Interesting thoughts… if some of us still on this discussion could replicate your experiences it would be neat.

some boats
I can’t figure out whether my Kanu Latveja is supposed to be a kayak or a decked canoe. But it has three steering properties. Lean it a little, you get a little kayak-type turning. Lean it further, and it carves TO the leaned side, I think because the boat has some rocker along it’s flat bottom. Lean it to the hull seams and it turns away from the lean, like you’d expect it.



My MR Fantasy used to turn to the leaned side, and I thought that was because of the bow-wave, but it could have been due to rocker.



My Dagger Encore carves the rocker–turns toward the heeled side.



I always leaned the OT Tripper to the side I was turning.



We had a thread on here last winter where I was stating I couldn’t get the MR Explorer hull to carve like a normal canoe, and by that I meant turn to the leaned side. Appears, I based my expectation on rockered boats and it is most common for canoes to carve the edge, like the MRE does, and as described by other posters herein.



~~Chip

Agree
I used to initiate turns at the bow most of the time. I really like cross-draws! I took some instruction and now I know that I’m always supposed to start turning strokes at the stern. That’s the right way, but by no means the only way!



How’d the MRE get so popular? So many paddlers love those boats, but you and I agree. Dog.



~~Chip

skeptical squint
Most of the boats depicted in old art are huge by modern standards and loaded high with furs, gear and passengers. This is not easy in a boat designed to be paddled thus let alone a really big canoe. It is tough to do in my 17’4" tandem for more than a few minutes. I cannot fathom crossing a lake whose far shore I cannot see while in a boat for five with a year’s bounty of trapping and my full kit. Sorry I don’t buy your scenario. Now before you blast me with flames just direct me where to look for supporting historical documents. A sketch, a written description, anything at all. I’ll promptly apologize and change my view.

Of your list I ve only paddled

– Last Updated: Oct-15-08 8:00 PM EST –

the Explorer and while it does CS solo it is not a bright bulb.

Its sluggish either way and I am guessing that its because its got relatively hardish chines relative to other boats I have meddled in.

When you have the boat heeled on its side with the stems out, rocker as measured normally with flat boat(and THATs a topic for its own thread..how do you measure rocker) goes out the door. The shape in the water of the hull is commonly like a cross section of an airplane wing...but chines need to be considered because they are the new "keel". If you have a flat bottomed WW boat with hard chines (one designed to play flat) that "keel" has to have a lot of impact.. and the more the fullness of the side carries on that keel is your new rocker..

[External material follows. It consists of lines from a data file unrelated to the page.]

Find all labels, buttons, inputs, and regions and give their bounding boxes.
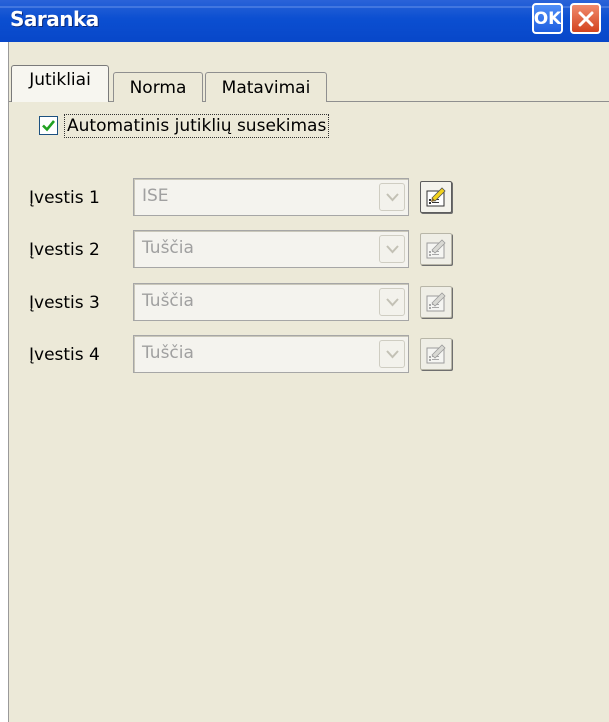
chevron-down-icon bbox=[386, 245, 399, 254]
input-2-label: Įvestis 2 bbox=[29, 240, 100, 260]
title-bar: Saranka OK bbox=[0, 0, 609, 43]
input-1-label: Įvestis 1 bbox=[29, 188, 100, 208]
edit-sensor-icon bbox=[426, 292, 446, 312]
tab-jutikliai[interactable]: Jutikliai bbox=[11, 65, 109, 102]
input-3-dropdown-button[interactable] bbox=[379, 288, 405, 316]
tab-norma[interactable]: Norma bbox=[113, 72, 203, 102]
edit-sensor-icon bbox=[426, 239, 446, 259]
dialog-body: Jutikliai Norma Matavimai Automatinis ju… bbox=[8, 42, 609, 722]
tab-label: Matavimai bbox=[221, 78, 311, 98]
ok-button[interactable]: OK bbox=[532, 3, 563, 34]
tab-label: Jutikliai bbox=[29, 70, 91, 90]
window-left-frame bbox=[0, 42, 8, 722]
input-3-select[interactable]: Tuščia bbox=[133, 283, 409, 321]
edit-sensor-icon bbox=[426, 344, 446, 364]
input-2-dropdown-button[interactable] bbox=[379, 235, 405, 263]
input-3-edit-button[interactable] bbox=[420, 286, 452, 318]
chevron-down-icon bbox=[386, 350, 399, 359]
input-2-select[interactable]: Tuščia bbox=[133, 230, 409, 268]
edit-sensor-icon bbox=[426, 187, 446, 207]
input-1-select[interactable]: ISE bbox=[133, 178, 409, 216]
input-4-dropdown-button[interactable] bbox=[379, 340, 405, 368]
auto-detect-checkbox[interactable] bbox=[39, 116, 58, 135]
chevron-down-icon bbox=[386, 193, 399, 202]
auto-detect-label[interactable]: Automatinis jutiklių susekimas bbox=[64, 114, 330, 138]
window-title: Saranka bbox=[10, 7, 99, 31]
chevron-down-icon bbox=[386, 298, 399, 307]
tab-matavimai[interactable]: Matavimai bbox=[205, 72, 327, 102]
tab-label: Norma bbox=[129, 78, 187, 98]
close-button[interactable] bbox=[570, 3, 601, 34]
input-3-value: Tuščia bbox=[142, 291, 194, 311]
input-3-label: Įvestis 3 bbox=[29, 293, 100, 313]
input-1-dropdown-button[interactable] bbox=[379, 183, 405, 211]
input-1-value: ISE bbox=[142, 186, 169, 206]
input-1-edit-button[interactable] bbox=[420, 181, 452, 213]
input-4-label: Įvestis 4 bbox=[29, 345, 100, 365]
input-4-value: Tuščia bbox=[142, 343, 194, 363]
input-4-select[interactable]: Tuščia bbox=[133, 335, 409, 373]
close-icon bbox=[578, 11, 593, 26]
input-2-value: Tuščia bbox=[142, 238, 194, 258]
input-4-edit-button[interactable] bbox=[420, 338, 452, 370]
checkmark-icon bbox=[42, 120, 56, 132]
input-2-edit-button[interactable] bbox=[420, 233, 452, 265]
ok-button-label: OK bbox=[533, 8, 562, 29]
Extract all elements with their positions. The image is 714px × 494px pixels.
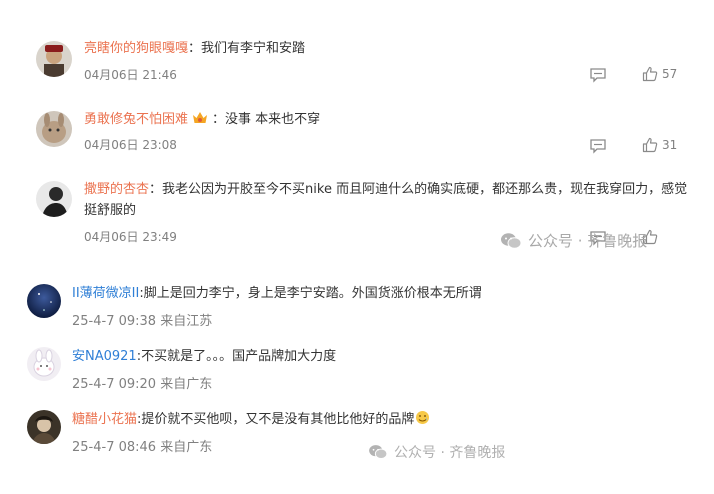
wechat-icon xyxy=(369,445,388,459)
reply-button[interactable] xyxy=(589,67,607,83)
separator: ： xyxy=(212,112,226,127)
avatar[interactable] xyxy=(27,410,61,444)
watermark-text: 公众号 · 齐鲁晚报 xyxy=(394,445,506,461)
comment-username[interactable]: II薄荷微凉II xyxy=(72,286,139,301)
wechat-icon xyxy=(501,232,522,249)
comment-text: 不买就是了。。。国产品牌加大力度 xyxy=(141,349,337,364)
comment-time: 04月06日 21:46 xyxy=(84,68,177,82)
separator: ： xyxy=(149,182,163,197)
like-count: 31 xyxy=(662,138,678,152)
separator: ： xyxy=(188,41,202,56)
comment-text: 没事 本来也不穿 xyxy=(225,112,321,127)
comment-username[interactable]: 勇敢修兔不怕困难 xyxy=(84,112,188,127)
comment-username[interactable]: 安NA0921 xyxy=(72,349,137,364)
comment-time: 04月06日 23:49 xyxy=(84,230,177,244)
avatar[interactable] xyxy=(36,111,72,147)
comment-time: 25-4-7 08:46 来自广东 xyxy=(72,440,213,455)
emoji-icon xyxy=(415,410,430,432)
avatar[interactable] xyxy=(36,181,72,217)
comment-time: 25-4-7 09:20 来自广东 xyxy=(72,377,213,392)
comment-text: 我们有李宁和安踏 xyxy=(201,41,306,56)
like-count: 57 xyxy=(662,67,678,81)
comment-text: 脚上是回力李宁，身上是李宁安踏。外国货涨价根本无所谓 xyxy=(143,286,482,301)
comment-icon xyxy=(590,68,606,83)
thumbs-up-icon xyxy=(642,137,658,153)
watermark-text: 公众号 · 齐鲁晚报 xyxy=(528,232,648,250)
member-badge-icon xyxy=(192,111,208,132)
avatar[interactable] xyxy=(36,41,72,77)
comment-text-line1: 我老公因为开胶至今不买nike 而且阿迪什么的确实底硬，都还那么贵，现在我穿回力… xyxy=(162,182,688,197)
comment-text-line2: 挺舒服的 xyxy=(84,203,137,218)
comment-icon xyxy=(590,139,606,154)
watermark: 公众号 · 齐鲁晚报 xyxy=(368,442,505,462)
watermark: 公众号 · 齐鲁晚报 xyxy=(500,230,647,251)
comment-username[interactable]: 亮瞎你的狗眼嘎嘎 xyxy=(84,41,188,56)
comment-time: 04月06日 23:08 xyxy=(84,138,177,152)
comment-time: 25-4-7 09:38 来自江苏 xyxy=(72,314,213,329)
avatar[interactable] xyxy=(27,284,61,318)
comment-username[interactable]: 糖醋小花猫 xyxy=(72,412,137,427)
like-button[interactable]: 31 xyxy=(642,137,677,153)
avatar[interactable] xyxy=(27,347,61,381)
thumbs-up-icon xyxy=(642,66,658,82)
reply-button[interactable] xyxy=(589,138,607,154)
like-button[interactable]: 57 xyxy=(642,66,677,82)
comment-username[interactable]: 撒野的杏杏 xyxy=(84,182,149,197)
comment-text: 提价就不买他呗，又不是没有其他比他好的品牌 xyxy=(141,412,415,427)
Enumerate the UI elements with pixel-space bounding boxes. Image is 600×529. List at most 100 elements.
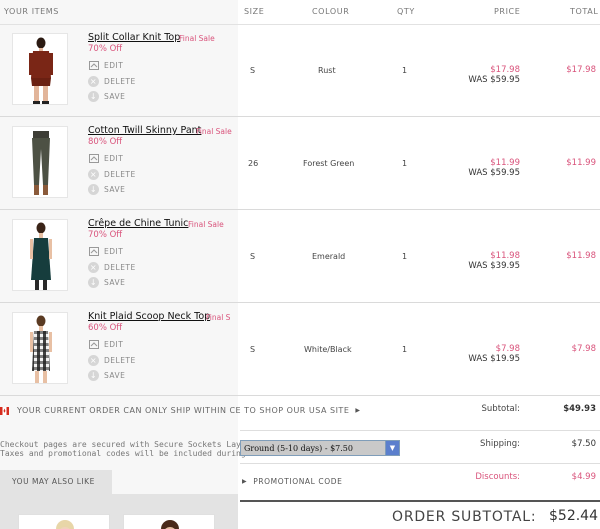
cart-item-row: Knit Plaid Scoop Neck Top Final S 60% Of…	[0, 303, 600, 396]
item-size: S	[250, 252, 256, 261]
delete-button[interactable]: × DELETE	[88, 76, 136, 87]
edit-icon	[88, 339, 99, 350]
edit-label: EDIT	[104, 340, 124, 349]
item-price: $7.98	[495, 344, 520, 354]
arrow-down-icon: ↓	[88, 370, 99, 381]
item-colour: Forest Green	[303, 159, 355, 168]
discount-label: 80% Off	[88, 137, 123, 147]
final-sale-badge: Final Sale	[188, 220, 224, 229]
final-sale-badge: Final S	[206, 313, 231, 322]
edit-label: EDIT	[104, 154, 124, 163]
secure-checkout-text: Checkout pages are secured with Secure S…	[0, 440, 251, 449]
product-image[interactable]	[12, 312, 68, 384]
arrow-down-icon: ↓	[88, 184, 99, 195]
product-name-link[interactable]: Cotton Twill Skinny Pant	[88, 125, 201, 136]
item-was-price: WAS $39.95	[468, 261, 520, 271]
save-button[interactable]: ↓ SAVE	[88, 370, 125, 381]
save-label: SAVE	[104, 185, 126, 194]
product-name-link[interactable]: Knit Plaid Scoop Neck Top	[88, 311, 210, 322]
order-subtotal-value: $52.44	[549, 508, 598, 524]
delete-button[interactable]: × DELETE	[88, 262, 136, 273]
delete-label: DELETE	[104, 356, 136, 365]
edit-icon	[88, 153, 99, 164]
header-total: TOTAL	[570, 7, 599, 16]
recommended-product-card[interactable]	[123, 514, 215, 529]
recommended-product-card[interactable]	[18, 514, 110, 529]
edit-label: EDIT	[104, 61, 124, 70]
product-image[interactable]	[12, 126, 68, 198]
discounts-label: Discounts:	[475, 472, 520, 482]
save-label: SAVE	[104, 278, 126, 287]
edit-button[interactable]: EDIT	[88, 246, 123, 257]
cart-item-row: Crêpe de Chine Tunic Final Sale 70% Off …	[0, 210, 600, 303]
arrow-down-icon: ↓	[88, 277, 99, 288]
product-image[interactable]	[12, 219, 68, 291]
edit-button[interactable]: EDIT	[88, 339, 123, 350]
save-button[interactable]: ↓ SAVE	[88, 277, 125, 288]
edit-icon	[88, 60, 99, 71]
item-total: $17.98	[566, 65, 596, 75]
item-total: $11.98	[566, 251, 596, 261]
item-qty: 1	[402, 159, 408, 168]
final-sale-badge: Final Sale	[196, 127, 232, 136]
delete-label: DELETE	[104, 170, 136, 179]
item-price: $11.99	[490, 158, 520, 168]
header-qty: QTY	[397, 7, 415, 16]
taxes-note-text: Taxes and promotional codes will be incl…	[0, 449, 256, 458]
chevron-down-icon[interactable]: ▼	[385, 441, 399, 455]
subtotal-value: $49.93	[563, 404, 596, 414]
item-total: $7.98	[571, 344, 596, 354]
close-icon: ×	[88, 355, 99, 366]
cart-item-row: Split Collar Knit Top Final Sale 70% Off…	[0, 24, 600, 117]
final-sale-badge: Final Sale	[179, 34, 215, 43]
shipping-value: $7.50	[571, 439, 596, 449]
edit-button[interactable]: EDIT	[88, 153, 123, 164]
item-size: S	[250, 66, 256, 75]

To add to the mud.. CS was developed for touring tandems..and its the only way to solo big no rocker Wenonahs. Minnesota II Canadian solos quite well if you can avoid being blown away.

Hope to see this thread up there when I get back..off to Arkansas and the Buffalo..I am praying for rain..and no banjo music in the woods..)just kidding..this will be my fourth trip on the Buffalo and looks like the first at less than "barely open because of flood" water levels.